Lupin gross margins were competitive with canola, and lupin gave the highest return on investment.

For both lupin and canola variety selection was important, in particular PBA Jurien lupin performed well from all sowing dates.

Background and aim

Initially the purpose of this trial was to test very early (March) sowing however, due to the late break to the season this was not possible. Instead this trial compares lupins and canola which have emerged in late May and late June.

Trial details and treatments

The trial was conducted at Eradu, 50km east of Geraldton. Treatments included 10 varieties (five canola and five narrow leaf lupin) and three times of sowing (TOS) (11 April - dry, 5 May - dry and 25 May).

The varieties included a range of season lengths: Canola - Pioneer 43Y23 RR (early), GT50 (mid), GT 53 (mid), Hyola 600RR (long), Hyola 725RT (very long) and lupin varieties - Mandelup (early), PBA Jurien (early), PBA Barlock (early/mid), Tanjil (mid) and Danja (long).

The trial was designed such that species (canola/lupin) and TOS were blocked to enable trial management.
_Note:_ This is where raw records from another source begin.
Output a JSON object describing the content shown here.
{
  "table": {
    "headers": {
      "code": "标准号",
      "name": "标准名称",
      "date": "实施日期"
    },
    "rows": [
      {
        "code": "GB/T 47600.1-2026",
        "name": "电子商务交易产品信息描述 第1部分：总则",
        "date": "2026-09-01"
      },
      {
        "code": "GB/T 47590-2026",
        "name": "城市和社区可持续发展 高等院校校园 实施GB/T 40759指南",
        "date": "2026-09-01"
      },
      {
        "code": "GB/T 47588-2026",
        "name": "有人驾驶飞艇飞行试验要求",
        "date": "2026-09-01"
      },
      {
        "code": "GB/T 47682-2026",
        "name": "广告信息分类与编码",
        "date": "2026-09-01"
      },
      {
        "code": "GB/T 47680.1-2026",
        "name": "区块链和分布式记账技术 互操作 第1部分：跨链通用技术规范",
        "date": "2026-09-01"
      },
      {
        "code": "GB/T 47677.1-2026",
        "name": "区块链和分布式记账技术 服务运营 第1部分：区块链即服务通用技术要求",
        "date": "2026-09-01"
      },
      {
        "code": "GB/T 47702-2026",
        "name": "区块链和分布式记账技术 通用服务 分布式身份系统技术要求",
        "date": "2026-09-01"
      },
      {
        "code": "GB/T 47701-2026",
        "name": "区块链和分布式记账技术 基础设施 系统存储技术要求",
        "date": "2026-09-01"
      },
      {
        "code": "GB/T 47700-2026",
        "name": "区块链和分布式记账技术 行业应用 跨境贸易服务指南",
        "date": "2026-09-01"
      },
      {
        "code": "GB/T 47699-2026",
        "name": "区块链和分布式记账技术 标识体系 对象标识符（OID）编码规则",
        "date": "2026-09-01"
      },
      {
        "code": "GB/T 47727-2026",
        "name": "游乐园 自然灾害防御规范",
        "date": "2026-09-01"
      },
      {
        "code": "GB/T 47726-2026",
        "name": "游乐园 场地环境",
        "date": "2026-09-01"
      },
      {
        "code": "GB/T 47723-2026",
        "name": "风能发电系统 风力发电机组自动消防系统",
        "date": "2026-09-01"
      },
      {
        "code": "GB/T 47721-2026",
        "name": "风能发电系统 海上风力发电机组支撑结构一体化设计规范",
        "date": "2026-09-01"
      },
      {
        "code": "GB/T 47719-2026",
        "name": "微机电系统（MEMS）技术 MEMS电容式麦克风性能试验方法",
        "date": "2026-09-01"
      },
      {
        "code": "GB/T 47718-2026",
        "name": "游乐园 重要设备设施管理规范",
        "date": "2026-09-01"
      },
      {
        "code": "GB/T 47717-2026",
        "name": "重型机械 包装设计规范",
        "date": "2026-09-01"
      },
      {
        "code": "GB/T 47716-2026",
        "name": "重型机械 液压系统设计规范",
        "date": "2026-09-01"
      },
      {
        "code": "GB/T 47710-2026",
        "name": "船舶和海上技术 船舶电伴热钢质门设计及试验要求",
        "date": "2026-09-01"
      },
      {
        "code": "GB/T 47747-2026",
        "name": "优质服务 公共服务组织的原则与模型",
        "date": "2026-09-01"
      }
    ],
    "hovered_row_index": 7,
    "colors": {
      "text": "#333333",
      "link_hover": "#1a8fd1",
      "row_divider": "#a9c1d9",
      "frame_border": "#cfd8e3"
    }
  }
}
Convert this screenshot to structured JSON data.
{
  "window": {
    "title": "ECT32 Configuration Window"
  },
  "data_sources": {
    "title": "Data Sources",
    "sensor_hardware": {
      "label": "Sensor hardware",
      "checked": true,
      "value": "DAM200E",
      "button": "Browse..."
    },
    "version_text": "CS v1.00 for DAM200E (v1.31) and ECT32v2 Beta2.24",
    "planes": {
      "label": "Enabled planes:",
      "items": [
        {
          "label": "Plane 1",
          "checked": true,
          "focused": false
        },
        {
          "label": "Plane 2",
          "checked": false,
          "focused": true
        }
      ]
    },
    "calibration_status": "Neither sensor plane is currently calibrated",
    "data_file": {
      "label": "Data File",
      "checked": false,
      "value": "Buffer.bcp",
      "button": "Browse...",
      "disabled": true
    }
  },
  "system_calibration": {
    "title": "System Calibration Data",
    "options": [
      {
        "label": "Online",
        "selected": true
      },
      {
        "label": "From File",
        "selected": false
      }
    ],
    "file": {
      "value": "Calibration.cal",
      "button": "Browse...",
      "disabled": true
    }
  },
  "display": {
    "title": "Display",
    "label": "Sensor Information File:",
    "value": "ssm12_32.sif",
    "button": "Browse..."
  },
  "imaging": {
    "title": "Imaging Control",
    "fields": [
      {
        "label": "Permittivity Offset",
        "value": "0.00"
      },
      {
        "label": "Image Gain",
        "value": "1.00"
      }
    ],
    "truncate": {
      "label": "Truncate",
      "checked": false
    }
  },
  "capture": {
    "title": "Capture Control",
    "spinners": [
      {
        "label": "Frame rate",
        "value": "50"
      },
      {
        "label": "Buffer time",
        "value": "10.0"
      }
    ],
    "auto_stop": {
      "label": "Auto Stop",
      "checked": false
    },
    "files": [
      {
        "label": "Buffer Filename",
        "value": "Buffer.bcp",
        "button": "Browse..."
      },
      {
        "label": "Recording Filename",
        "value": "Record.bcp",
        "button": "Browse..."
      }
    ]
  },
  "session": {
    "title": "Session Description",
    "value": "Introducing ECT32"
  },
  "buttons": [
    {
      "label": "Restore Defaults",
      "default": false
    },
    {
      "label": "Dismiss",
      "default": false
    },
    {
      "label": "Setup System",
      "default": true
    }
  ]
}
Varieties were randomised within these blocks and there were four replicates of each treatment. Measurements included plant density, ground cover, plant biomass, weed density, flowering dates, seed yield and seed quality.


Rainfall at the site was 188mm from May-October. The first rain for the season was not received until the third week in May hence the first two sowing times emerged at the same time.

Plant density for the lupins averaged 29 plants/m2 and canola averaged 25 plants/m2. Field establishment for both species was around 30% even for seed which was sown dry and in the ground for 40 days prior to rain.

Dry matter averaged over all treatments was 616g/m2, when measured on 2 October. Lupins averaged 652g/m2 and canola averaged 582g/m2, a significant difference (P <0.001). Dry matter production was not significantly different for TOS1 and TOS2, which is not surprising given they emerged at the same time. Dry matter production from TOS3 was significantly lower, (P <0.001) approximately 80% of TOS1 or TOS2. This was caused by a reduction in canola biomass from TOS3. The very low plant density of canola from TOS3 would have contributed to this. Consequently there was a species by time of sowing interaction; lupin biomass significantly greater than canola at TOS3 but not at TOS1 or TOS2 (Figure 1).

Plant biomass (g/m²) as of October 2
Figure 1. Plant biomass (g/m²)  as of October 2

Lupins yielded more than canola (P <0.001) 2789kg/ha compared to 1683kg/ha. Yield from TOS1 and TOS2 were not significantly different for either lupin or canola, as would be expected considering they emerged at the same time. Averaged across all varieties lupins yielded similarly from all sowing times - 2714kg/ha from TOS1, 2686kg/ha from TOS2 and 2968kg/ha from TOS3. The result is unusual within the northern agricultural region where delays in crop establishment after early May almost always result in a yield penalty. It is likely the atypical season in 2017, with good stored soil moisture from rain in January and February a higher than average rainfall in August and mild September and October conditions with 11 rain days in September resulted in similar conditions for growth, podding and seed fill for all times of sowing. There was a significant difference in lupin variety yield (P <0.001) with the newer varieties, PBA Jurien and PBA Barlock yielding more than Tanjil and Mandelup, with the 1986 released variety Danja yielding lower than all other varieties.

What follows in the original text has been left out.